Berlin : Nur Ideen retten Berlin, nicht der Bund Sarrazin: Wir brauchen mehr Industrie

Ulrich Zawatka-Gerlach

Die Bundesgelder für die Hauptstadtaufgaben Berlins können die Finanzprobleme der Stadt nicht lösen. Davon ist Senator Thilo Sarrazin überzeugt. Dieses Thema werde maßlos überschätzt. Zwar zahle der Bund zu wenig. „Aber mehr als 140 Millionen Euro für hauptstadtbedingte Mehrausgaben sind seriös nicht zu begründen.“ Er warnte generell davor, „die Hauptstadtrolle Berlins zu überhöhen“. Das wäre ein falsches Denken. Das Publikum, das am Dienstagabend auf Einladung der Senatskanzlei und der Historischen Kommission ins Rote Rathaus kam, fand diese These interessant. Und widersprach nicht, als Sarrazin sagte: „Die eigentliche Aufgabe ist es, der Stadt wieder eine industrielle Basis zu geben.“

Berlin fehlten, so fügte der Finanzsenator hinzu, 200 000 Arbeitsplätze im Bereich der Dienstleistungen und des Industriegüterexports. Was tun? Die Antwort blieb unbestimmt: „Wir müssen etwas Neues machen.“ Planbar seien solche Entwicklungen aber nicht. „Das läuft über den knallharten internationalen Wettbewerb zwischen den Unternehmen, den Verwaltungsbürokratien und den Arbeitnehmern.“ Die Vergangenheit sei nicht zurückzuholen, als Berlin die Hauptstadt Preußens und des Deutschen Reiches war, aber auch eine blühende Industrie-, Handels- und Finanzmetropole.

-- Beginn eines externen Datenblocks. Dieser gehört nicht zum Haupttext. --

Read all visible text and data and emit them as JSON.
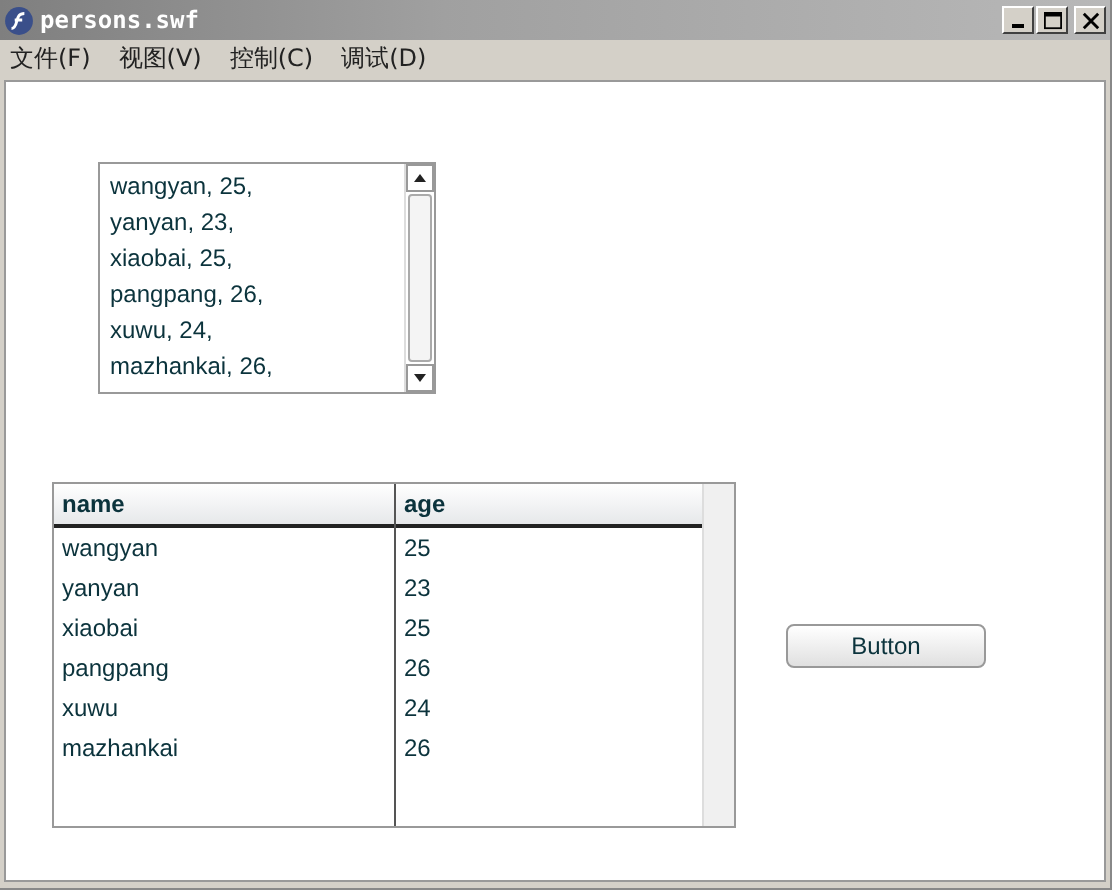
{
  "window": {
    "title": "persons.swf"
  },
  "menu": [
    "文件(F)",
    "视图(V)",
    "控制(C)",
    "调试(D)"
  ],
  "list": {
    "items": [
      "wangyan, 25,",
      "yanyan, 23,",
      "xiaobai, 25,",
      "pangpang, 26,",
      "xuwu, 24,",
      "mazhankai, 26,"
    ]
  },
  "table": {
    "columns": [
      "name",
      "age"
    ],
    "rows": [
      [
        "wangyan",
        "25"
      ],
      [
        "yanyan",
        "23"
      ],
      [
        "xiaobai",
        "25"
      ],
      [
        "pangpang",
        "26"
      ],
      [
        "xuwu",
        "24"
      ],
      [
        "mazhankai",
        "26"
      ]
    ]
  },
  "button": "Button"
}
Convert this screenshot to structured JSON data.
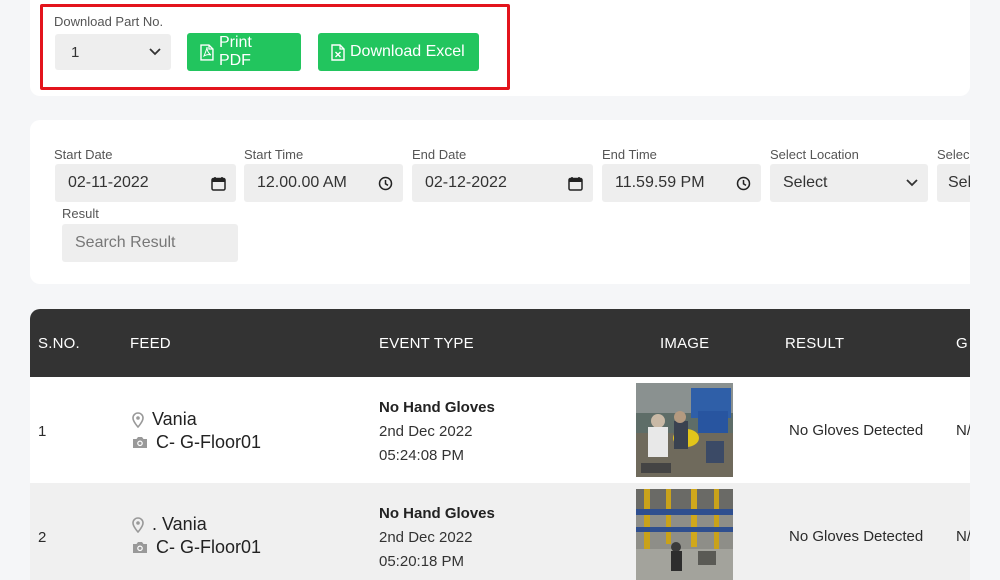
{
  "download": {
    "label": "Download Part No.",
    "part_value": "1",
    "print_pdf": "Print PDF",
    "download_excel": "Download Excel"
  },
  "filters": {
    "start_date": {
      "label": "Start Date",
      "value": "02-11-2022"
    },
    "start_time": {
      "label": "Start Time",
      "value": "12.00.00 AM"
    },
    "end_date": {
      "label": "End Date",
      "value": "02-12-2022"
    },
    "end_time": {
      "label": "End Time",
      "value": "11.59.59 PM"
    },
    "location": {
      "label": "Select Location",
      "value": "Select"
    },
    "extra": {
      "label": "Selec",
      "value": "Sel"
    },
    "result": {
      "label": "Result",
      "placeholder": "Search Result"
    }
  },
  "table": {
    "headers": [
      "S.NO.",
      "FEED",
      "EVENT TYPE",
      "IMAGE",
      "RESULT",
      "G"
    ],
    "rows": [
      {
        "sno": "1",
        "location": "Vania",
        "camera": "C- G-Floor01",
        "event": "No Hand Gloves",
        "date": "2nd Dec 2022",
        "time": "05:24:08 PM",
        "result": "No Gloves Detected",
        "extra": "N/"
      },
      {
        "sno": "2",
        "location": ". Vania",
        "camera": "C- G-Floor01",
        "event": "No Hand Gloves",
        "date": "2nd Dec 2022",
        "time": "05:20:18 PM",
        "result": "No Gloves Detected",
        "extra": "N/"
      }
    ]
  },
  "colors": {
    "accent_green": "#22c55e",
    "highlight_red": "#e3141c",
    "table_header": "#333333"
  },
  "icons": [
    "chevron-down-icon",
    "pdf-file-icon",
    "excel-file-icon",
    "calendar-icon",
    "clock-icon",
    "location-pin-icon",
    "camera-icon"
  ]
}
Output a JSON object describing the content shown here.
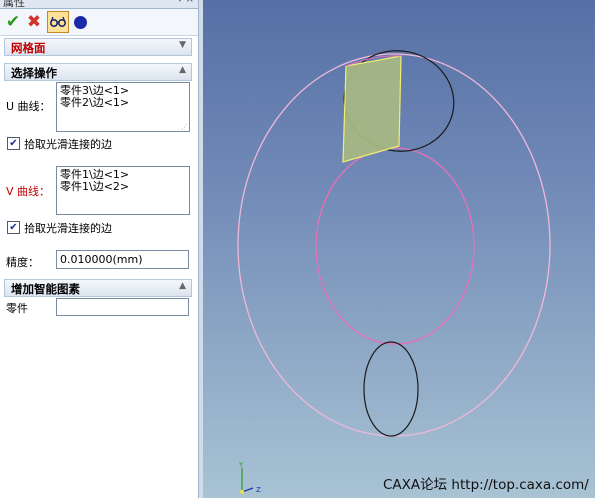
{
  "panel": {
    "title": "属性",
    "toolbar": {
      "ok_icon": "check-icon",
      "cancel_icon": "close-icon",
      "preview_icon": "glasses-icon",
      "options_icon": "circle-icon"
    },
    "mesh_section": {
      "title": "网格面"
    },
    "select_section": {
      "title": "选择操作",
      "u_curve": {
        "label": "U 曲线：",
        "items": [
          "零件3\\边<1>",
          "零件2\\边<1>"
        ]
      },
      "u_smooth": {
        "label": "拾取光滑连接的边",
        "checked": true
      },
      "v_curve": {
        "label": "V 曲线：",
        "items": [
          "零件1\\边<1>",
          "零件1\\边<2>"
        ]
      },
      "v_smooth": {
        "label": "拾取光滑连接的边",
        "checked": true
      },
      "precision": {
        "label": "精度：",
        "value": "0.010000(mm)"
      }
    },
    "smart_section": {
      "title": "增加智能图素",
      "part": {
        "label": "零件",
        "value": ""
      }
    }
  },
  "viewport": {
    "watermark": "CAXA论坛  http://top.caxa.com/",
    "axis_labels": {
      "y": "Y",
      "z": "Z"
    }
  },
  "colors": {
    "curve_outer": "#f0b8d8",
    "curve_dark": "#1a1a1a",
    "surface_fill": "#a8b882",
    "surface_edge": "#f0f070",
    "mesh_title": "#c00000"
  }
}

Darüber hatte zuvor Harald Engler referiert. Ein junger Historiker, der ein Buch über die „Finanzierung der Reichshauptstadt“ schrieb. Dabei kam er zu dem Ergebnis, „dass die Bedeutung der Hauptstadtfunktion für die Gesamtwirtschaft Berlins im Verlauf des Kaiserreiches abnahm, da aus der bescheidenen Residenzstadt bis zur Jahrhundertwende eine prosperierende, wirtschaftsstarke und in allen Belangen voranschreitende Metropole geworden war“. Ganz im Gegensatz dazu sei Berlin heute eine „wirtschaftlich darniederliegende, hoch verschuldete und aufgrund der föderalen Strukturen in ihren Machtbefugnissen beschnittene Hauptstadt“.

Vor 1945, assistierte Sarrazin dem Geschichtswissenschaftler, habe Berlin über seine Industrie den Staat Preußen sogar großenteils mitfinanziert. Diese Wirtschaftskraft sei weg und nach 1961 sei die politische Klasse in West-Berlin „nur noch darauf gedrillt worden, aus Bonn Geld abzuholen“. Das habe die Stadt bis heute tief geprägt. Wie sparsam seien doch die Preußen gewesen, die sich zum Beispiel für den Bau der Museumsinsel 120 Jahre Zeit gelassen und dafür das Geld „mühsam zusammengekratzt“ hätten.